To address the nitrogen crisis, we need additional methods of evaluation along with clear pollutant reduction goals. Pounds of nitrogen, rather than just nitrogen flow, and rate of discharge need to be a part of the evaluation. Many sewage treatment plants in critical areas already have these parameters in place. We need to do the same for decentralized wastewater treatment strategies. Benefiting the entire community, nitrogen mitigation protects public resources and is therefore appropriate for subsidy.
In the Long Island Sound Watershed, 54 percent of the developed parcels in Riverhead and 30 percent of those in Southold do not conform to the 20,000-square-foot minimum lot size required to protect drinking water standards. In the Peconic Estuary, 48 percent of developed parcels do not conform to minimum size requirements.
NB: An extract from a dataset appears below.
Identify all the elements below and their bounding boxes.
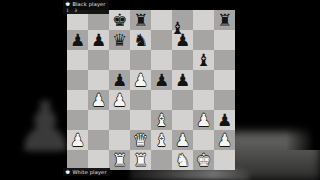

We know these lots are contributing nitrogen loads that potentially threaten our drinking water sources, never mind the risk they pose to the more sensitive open waters. Clustered, decentralized wastewater systems can treat to a higher standard of water quality than onsite systems. Reuses of treated wastewater are also win-win solutions.
So while we wait for studies to evaluate sub-watershed goals, let’s attack the areas we already know are an issue with the full range of the highest levels of treatment available that makes economic and environmental sense. Let’s support Steve Bellone’s initiatives, incorporate nitrogen mitigation in our comprehensive plans, establish load limits, install pilot projects and explore funding and subsidy mechanisms. The time to act on all fronts is now — before it is too late.
Glynis Berry is executive director of the Peconic Green Growth environmental group and a Suffolk County Planning Commission member. She lives in Orient.